谢凝之微笑:“多谢潘翁嘉许,谢某素来惜墨,却想厚颜向潘翁求块好墨。”
“自无不可。”
阁西的墨仙人欣然答允,一篇剑书压四座的谢凝之高声答谢,大步回到阁中,入座吃菜饮酒。
阁东南角,李蝉望着那水面,若有所思,这位楚楼秀士修为高深,恐怕已窥见知境的门槛。
那水上剑书逐渐散去,却被观者抄录下来。
酒宴继续进行,鹦鹉仍句句诵诗,如那篇《说莲华》,那一尾白鳞,那栖梧凰儿的序文和楚楼秀士剑书般的佳作,终究只是少数,座中诸生,吟诗作词,大赞酒宴之奢,颂珍肴之美。也有效仿画圣的,再画《新辛园雅集图》,描绘此时盛景。

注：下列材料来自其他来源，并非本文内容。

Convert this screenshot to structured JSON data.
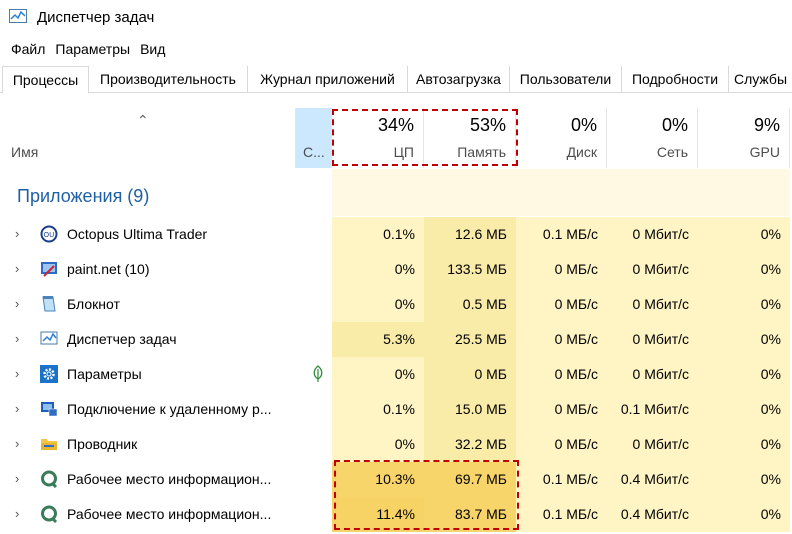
{
  "window": {
    "title": "Диспетчер задач"
  },
  "menu": {
    "items": [
      "Файл",
      "Параметры",
      "Вид"
    ]
  },
  "tabs": [
    "Процессы",
    "Производительность",
    "Журнал приложений",
    "Автозагрузка",
    "Пользователи",
    "Подробности",
    "Службы"
  ],
  "columns": {
    "name": "Имя",
    "status": "С...",
    "cpu": {
      "pct": "34%",
      "label": "ЦП"
    },
    "memory": {
      "pct": "53%",
      "label": "Память"
    },
    "disk": {
      "pct": "0%",
      "label": "Диск"
    },
    "network": {
      "pct": "0%",
      "label": "Сеть"
    },
    "gpu": {
      "pct": "9%",
      "label": "GPU"
    }
  },
  "group": {
    "title": "Приложения (9)"
  },
  "rows": [
    {
      "name": "Octopus Ultima Trader",
      "icon": "octopus-icon",
      "cpu": "0.1%",
      "mem": "12.6 МБ",
      "disk": "0.1 МБ/с",
      "net": "0 Мбит/с",
      "gpu": "0%"
    },
    {
      "name": "paint.net (10)",
      "icon": "paint-icon",
      "cpu": "0%",
      "mem": "133.5 МБ",
      "disk": "0 МБ/с",
      "net": "0 Мбит/с",
      "gpu": "0%"
    },
    {
      "name": "Блокнот",
      "icon": "notepad-icon",
      "cpu": "0%",
      "mem": "0.5 МБ",
      "disk": "0 МБ/с",
      "net": "0 Мбит/с",
      "gpu": "0%"
    },
    {
      "name": "Диспетчер задач",
      "icon": "task-manager-icon",
      "cpu": "5.3%",
      "mem": "25.5 МБ",
      "disk": "0 МБ/с",
      "net": "0 Мбит/с",
      "gpu": "0%"
    },
    {
      "name": "Параметры",
      "icon": "settings-gear-icon",
      "cpu": "0%",
      "mem": "0 МБ",
      "disk": "0 МБ/с",
      "net": "0 Мбит/с",
      "gpu": "0%"
    },
    {
      "name": "Подключение к удаленному р...",
      "icon": "remote-desktop-icon",
      "cpu": "0.1%",
      "mem": "15.0 МБ",
      "disk": "0 МБ/с",
      "net": "0.1 Мбит/с",
      "gpu": "0%"
    },
    {
      "name": "Проводник",
      "icon": "folder-icon",
      "cpu": "0%",
      "mem": "32.2 МБ",
      "disk": "0 МБ/с",
      "net": "0 Мбит/с",
      "gpu": "0%"
    },
    {
      "name": "Рабочее место информацион...",
      "icon": "workplace-icon",
      "cpu": "10.3%",
      "mem": "69.7 МБ",
      "disk": "0.1 МБ/с",
      "net": "0.4 Мбит/с",
      "gpu": "0%"
    },
    {
      "name": "Рабочее место информацион...",
      "icon": "workplace-icon",
      "cpu": "11.4%",
      "mem": "83.7 МБ",
      "disk": "0.1 МБ/с",
      "net": "0.4 Мбит/с",
      "gpu": "0%"
    }
  ],
  "colors": {
    "accent": "#1f5fa6",
    "highlight": "#c00000"
  }
}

宾香阁东南角,绿袍黑靴的青年几乎没动筷子,那仆人只道他感染风寒,又送来一碗五味汤,案前酒菜越积越多,他不时看向阁西的墨仙人。正值一名书生吟罢金刀玉樽之句,白鹦鹉摇头晃脑,点评了一句“差强人意”,又叫道:“如今亦作柴桑隐,只把荷衣当绿袍!”
在座青衣者并不鲜见,唐清臣目光从宾香阁东南角一扫而过,见到一位青年。这雅集开始前,他便记清了所有人的姓名来历以及得意之作,可这位黎州清陵李澹,似乎并没什么拿得出手的作品,于是目光并未停留。
他看向阁东的一名书生,正要说话,忽而,座上的灵璧公主也看向阁东南角,忽而想起方才与好友的对话。又看见那案上酒菜几乎没动,她轻声道:“这却是个穿绿袍的,怎么对着一桌子珍馐,动也不动?”
绿袍青年忽然被众人目光聚集,讶然挑眉,又笑了笑,“粗鄙地方来的人,命薄运浅,无福消受这些珍馐。”